What data are you planning to use to validate your framework? E.g. what are the positive controls? Presumably you would have some collection of drug-disease pairs that would be divided into development, training, and testing sets?
Daniel Himmelstein, Benjamin Good, Tudor Oprea, Allison McCoy, Antoine Lizee (2015) Thinklab. doi:10.15363/thinklab.d21
Evaluation with known indications
@b_good, the primary means of evaluation will be assessing performance on a masked subset of indications. Previously , we withheld 25% of observations for testing. During training (on the remaining 75% of observations), we can use cross-validation to identify optimal parameter values. We plan to measure performance using area under the ROC curve (AUROC). We will also consider using condensed-ROC curves , which emphasize top predictions.
The discussion you noted discusses how to construct a catalog of high-confidence indications, also known as a gold standard. What we haven't discussed thus far is how to create a negative set, which is a necessary input for our classification approaches. The simplest way to generate negatives is to treat all non-positives as negatives: if a compound is not indicated for a disease, the compound-disease pair is considered a negative. Since our positive set is incomplete, some true but unknown indications will be considered negatives. Given that the overwhelming majority of negatives will truly be negatives, I expect the impact of improper negatives to be minimal. However, our past experiences show many people find this response unsatisfactory and would prefer us to exclude potential positives from the negative set. We will probably do that for this project, for example by omitting compound-disease pairs that are in the low-precision subset of MEDI .

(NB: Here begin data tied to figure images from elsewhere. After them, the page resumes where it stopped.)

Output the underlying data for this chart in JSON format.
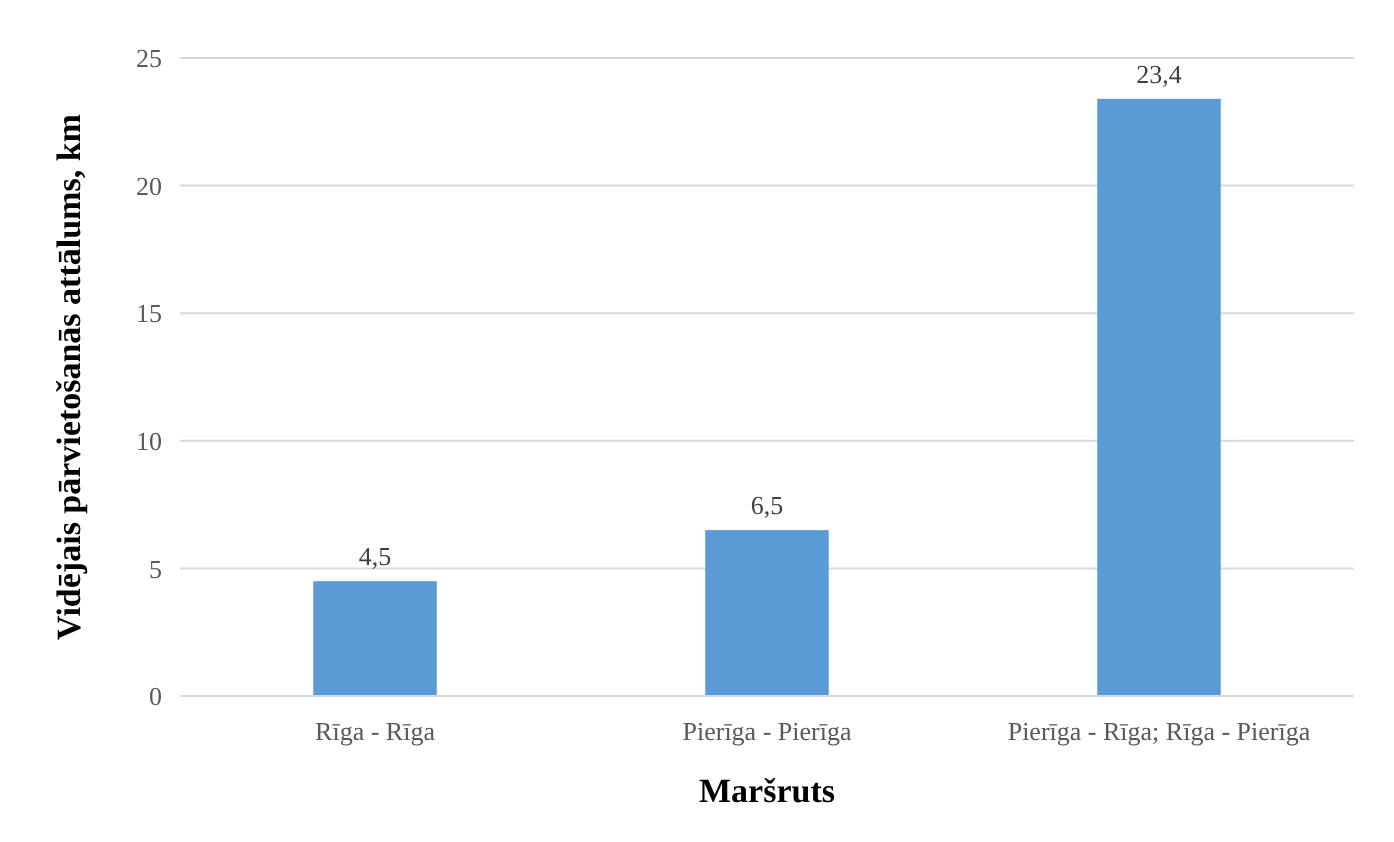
{
  "chart_data": {
    "type": "bar",
    "xlabel": "Maršruts",
    "ylabel": "Vidējais pārvietošanās attālums, km",
    "categories": [
      "Rīga - Rīga",
      "Pierīga - Pierīga",
      "Pierīga - Rīga; Rīga - Pierīga"
    ],
    "values": [
      4.5,
      6.5,
      23.4
    ],
    "value_labels": [
      "4,5",
      "6,5",
      "23,4"
    ],
    "color": "#5b9bd5",
    "ylim": [
      0,
      25
    ],
    "yticks": [
      0,
      5,
      10,
      15,
      20,
      25
    ],
    "grid": "y"
  }
}
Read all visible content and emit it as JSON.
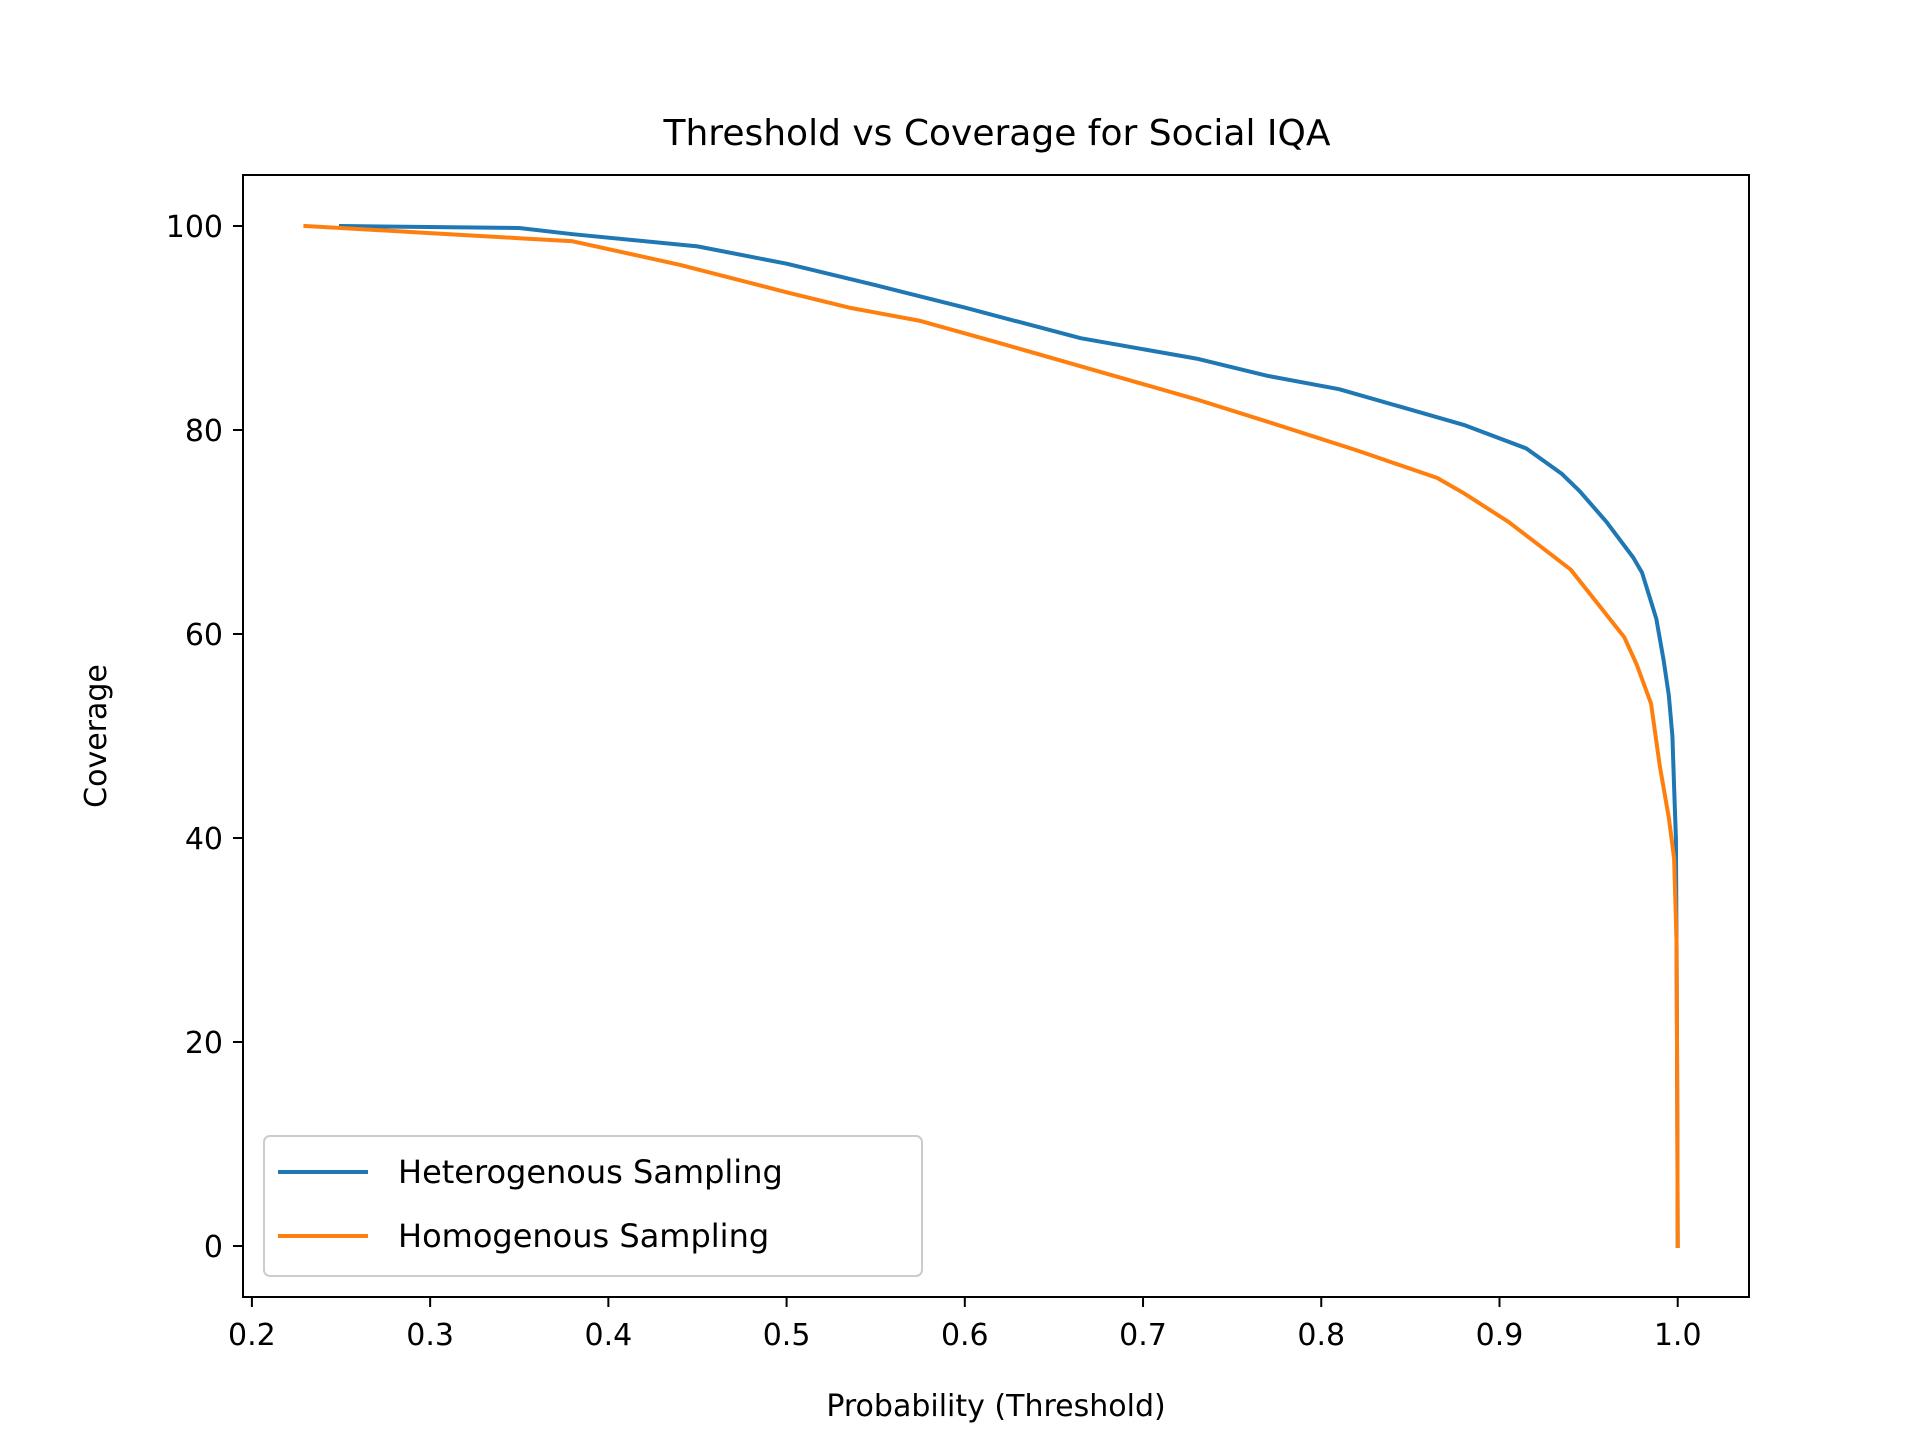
{
  "chart_data": {
    "type": "line",
    "title": "Threshold vs Coverage for Social IQA",
    "xlabel": "Probability (Threshold)",
    "ylabel": "Coverage",
    "xlim": [
      0.195,
      1.04
    ],
    "ylim": [
      -5,
      105
    ],
    "xticks": [
      0.2,
      0.3,
      0.4,
      0.5,
      0.6,
      0.7,
      0.8,
      0.9,
      1.0
    ],
    "xtick_labels": [
      "0.2",
      "0.3",
      "0.4",
      "0.5",
      "0.6",
      "0.7",
      "0.8",
      "0.9",
      "1.0"
    ],
    "yticks": [
      0,
      20,
      40,
      60,
      80,
      100
    ],
    "ytick_labels": [
      "0",
      "20",
      "40",
      "60",
      "80",
      "100"
    ],
    "grid": false,
    "legend_position": "lower-left",
    "series": [
      {
        "name": "Heterogenous Sampling",
        "color": "#1f77b4",
        "x": [
          0.25,
          0.35,
          0.38,
          0.45,
          0.5,
          0.55,
          0.6,
          0.665,
          0.73,
          0.77,
          0.81,
          0.85,
          0.88,
          0.915,
          0.935,
          0.945,
          0.96,
          0.975,
          0.98,
          0.988,
          0.992,
          0.995,
          0.997,
          0.998,
          0.999,
          0.9993,
          0.9996,
          0.9998,
          1.0
        ],
        "y": [
          100,
          99.8,
          99.2,
          98.0,
          96.3,
          94.2,
          92.0,
          89.0,
          87.0,
          85.3,
          84.0,
          82.0,
          80.5,
          78.2,
          75.7,
          74.0,
          71.0,
          67.5,
          66.0,
          61.5,
          57.5,
          54.0,
          50.0,
          45.0,
          40.0,
          30.0,
          20.0,
          10.0,
          0
        ]
      },
      {
        "name": "Homogenous Sampling",
        "color": "#ff7f0e",
        "x": [
          0.23,
          0.3,
          0.35,
          0.38,
          0.44,
          0.5,
          0.535,
          0.575,
          0.62,
          0.68,
          0.73,
          0.77,
          0.82,
          0.865,
          0.88,
          0.905,
          0.92,
          0.94,
          0.955,
          0.97,
          0.977,
          0.985,
          0.99,
          0.995,
          0.998,
          0.9993,
          0.9996,
          0.9998,
          1.0
        ],
        "y": [
          100,
          99.3,
          98.8,
          98.5,
          96.2,
          93.5,
          92.0,
          90.7,
          88.5,
          85.5,
          83.0,
          80.8,
          78.0,
          75.3,
          73.8,
          71.0,
          69.0,
          66.3,
          63.0,
          59.7,
          57.0,
          53.2,
          47.0,
          42.0,
          38.0,
          30.0,
          20.0,
          10.0,
          0
        ]
      }
    ]
  }
}
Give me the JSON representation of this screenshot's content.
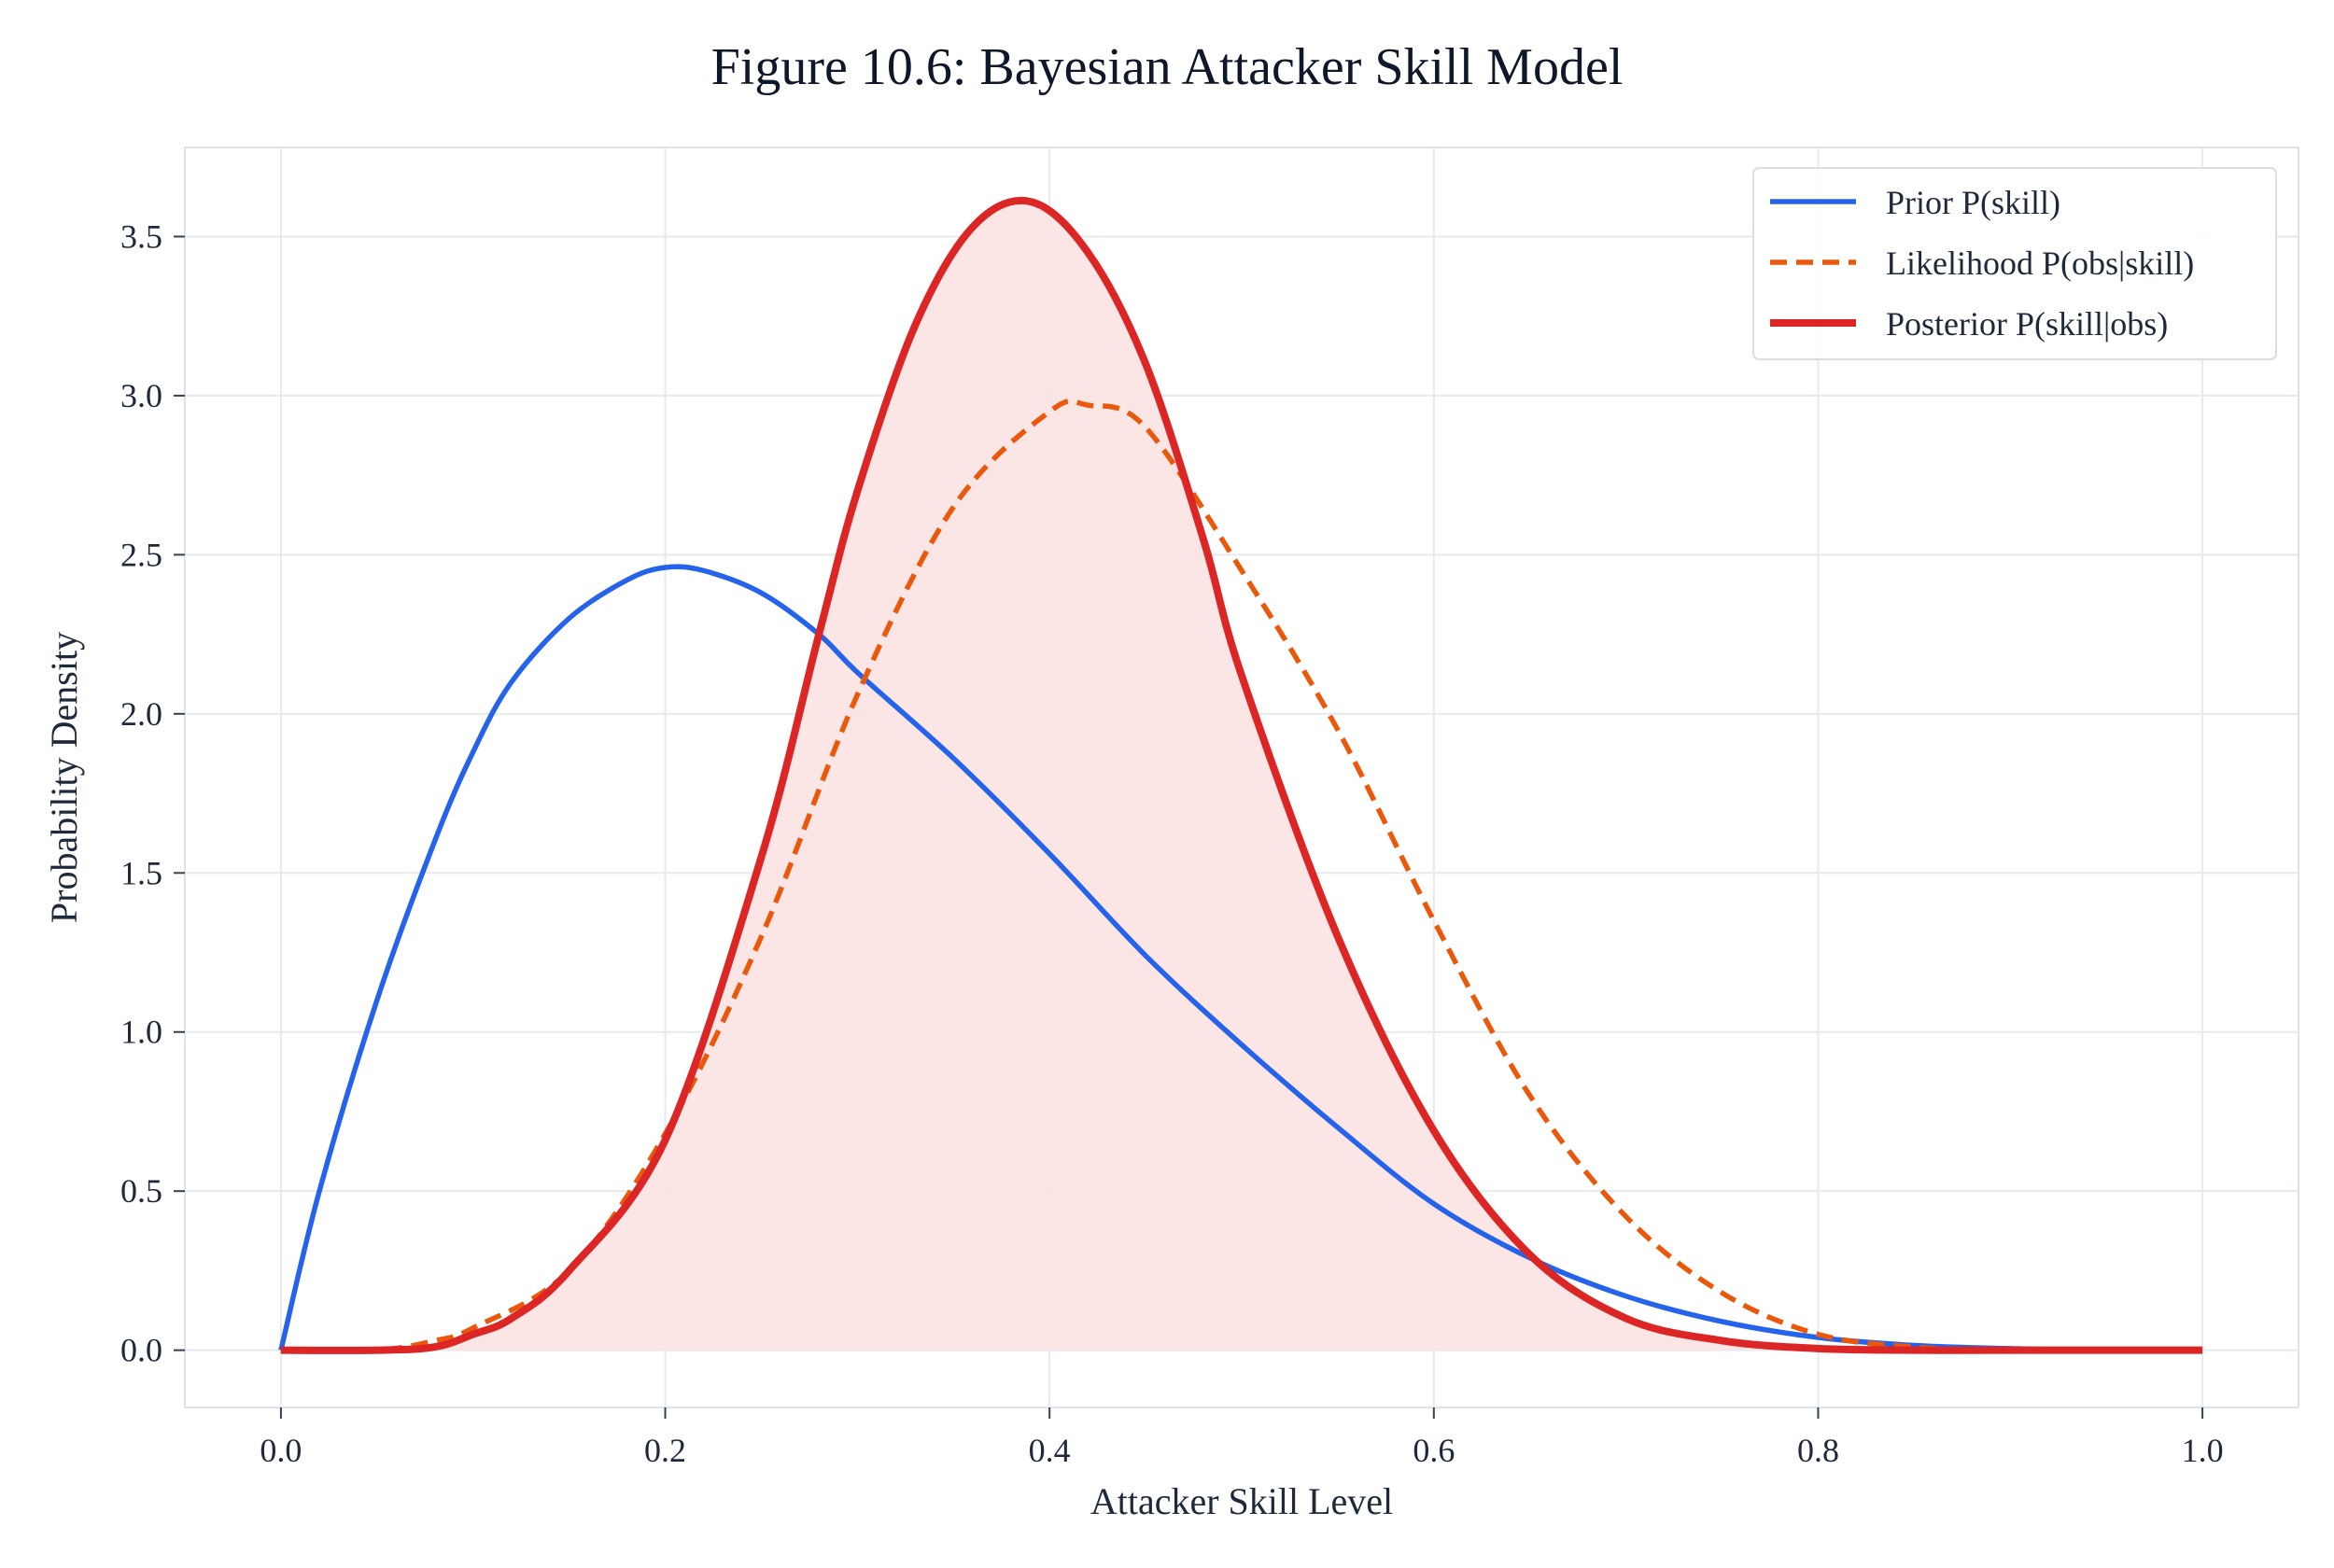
{
  "chart_data": {
    "type": "line",
    "title": "Figure 10.6: Bayesian Attacker Skill Model",
    "xlabel": "Attacker Skill Level",
    "ylabel": "Probability Density",
    "xlim": [
      -0.05,
      1.05
    ],
    "ylim": [
      -0.18,
      3.78
    ],
    "xticks": [
      "0.0",
      "0.2",
      "0.4",
      "0.6",
      "0.8",
      "1.0"
    ],
    "yticks": [
      "0.0",
      "0.5",
      "1.0",
      "1.5",
      "2.0",
      "2.5",
      "3.0",
      "3.5"
    ],
    "grid": true,
    "legend_position": "top-right",
    "series": [
      {
        "name": "Prior P(skill)",
        "color": "#2563eb",
        "style": "solid",
        "x": [
          0.0,
          0.02,
          0.05,
          0.08,
          0.1,
          0.12,
          0.15,
          0.18,
          0.2,
          0.22,
          0.25,
          0.28,
          0.3,
          0.35,
          0.4,
          0.45,
          0.5,
          0.55,
          0.6,
          0.65,
          0.7,
          0.75,
          0.8,
          0.85,
          0.9,
          0.95,
          1.0
        ],
        "y": [
          0.0,
          0.5,
          1.1,
          1.6,
          1.88,
          2.1,
          2.3,
          2.42,
          2.46,
          2.45,
          2.38,
          2.25,
          2.13,
          1.86,
          1.56,
          1.24,
          0.96,
          0.7,
          0.46,
          0.29,
          0.17,
          0.09,
          0.04,
          0.015,
          0.005,
          0.0,
          0.0
        ]
      },
      {
        "name": "Likelihood P(obs|skill)",
        "color": "#ea580c",
        "style": "dashed",
        "x": [
          0.0,
          0.05,
          0.08,
          0.1,
          0.15,
          0.2,
          0.25,
          0.3,
          0.35,
          0.4,
          0.42,
          0.45,
          0.5,
          0.55,
          0.6,
          0.65,
          0.7,
          0.75,
          0.8,
          0.85,
          0.9,
          1.0
        ],
        "y": [
          0.0,
          0.0,
          0.03,
          0.07,
          0.25,
          0.68,
          1.3,
          2.06,
          2.65,
          2.95,
          2.97,
          2.9,
          2.45,
          1.95,
          1.35,
          0.8,
          0.42,
          0.18,
          0.05,
          0.01,
          0.0,
          0.0
        ]
      },
      {
        "name": "Posterior P(skill|obs)",
        "color": "#dc2626",
        "style": "solid",
        "fill": "#fbe4e4",
        "x": [
          0.0,
          0.05,
          0.08,
          0.1,
          0.12,
          0.15,
          0.2,
          0.25,
          0.28,
          0.3,
          0.33,
          0.36,
          0.39,
          0.42,
          0.45,
          0.48,
          0.5,
          0.55,
          0.6,
          0.65,
          0.7,
          0.75,
          0.8,
          0.85,
          0.9,
          1.0
        ],
        "y": [
          0.0,
          0.0,
          0.01,
          0.05,
          0.1,
          0.25,
          0.66,
          1.55,
          2.25,
          2.7,
          3.22,
          3.53,
          3.61,
          3.45,
          3.1,
          2.55,
          2.12,
          1.3,
          0.69,
          0.3,
          0.1,
          0.03,
          0.005,
          0.0,
          0.0,
          0.0
        ]
      }
    ]
  }
}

In our previous project , we found that our classification approach was resistant to overfitting. In other words, our training and testing AUROCs were comparable. We should still continue a formal testing paradigm as good practice, but there is a larger issue that I will discuss in my next post.
Evaluation with novel indications
Experienced chemoinformaticians stress that impressive testing performance on known positives does not always translate to predicting novel positives. The causes are several fold:
the patterns behind established positives are not generative — those patterns do not translate to unknown positives.
predictions are made for instances that are not well-represented in the training set. Understanding the applicability domain of your model is crucial here.
the current set of positives is synchronous with the current state of knowledge. If the method does not incorporate untapped knowledge, novel predictions may not be possible.
These issues are one reason why the community places such emphasis on novel discovery when appraising new methods. Absent experimental verification of our top predicted indications, there are a few approaches we could consider that begin to assess our ability to predict the "unkown". Several potential approaches were explored by a past repurposing study :
Predicting indications currently undergoing clinical trials
Predicting potential indications that were not in our gold standard. For example, those indications in the MEDI low-precision subset or those identified using literature mining.
These approaches are both imperfect, but they are a start. Ideally, we could experimentally evaluate several predictions. This work could potentially be outsourced and thus parallelized.
creating a true ‘gold standard’ that contains both repositioning successes and failures is one way to improve consistency in the field, and allows for equitable comparisons between methods. We believe that such a ‘gold standard’ database can improve the accuracy of drug repositioning methods and increase the probability of success in clinical trials.
For this project , we created PharmacotherapyDB as a gold standard database that distinguishes disease-modifying treatments [3, 4]. While PharmacotherapyDB was not designed to compile "repositioning successes and failures", it can still be used to assess the performance of drug efficacy predictions as suggested by the authors:
We propose a new direction in repositioning validation through the creation of a repositioning database to promote reproducible calculations of sensitivity and specificity.
Essentially, predicting whether a drug treats a disease is a superset of the drug repurposing problem. Therefore, I don't thinks it's problematic that we don't assess our predictions on repurposing successes versus failures. However, I do know that there are some treatment catalogs in the works by other groups that focus solely on drug repurposing, rather than all treatments. Once these are available, it would be nice to see how our predictions fare.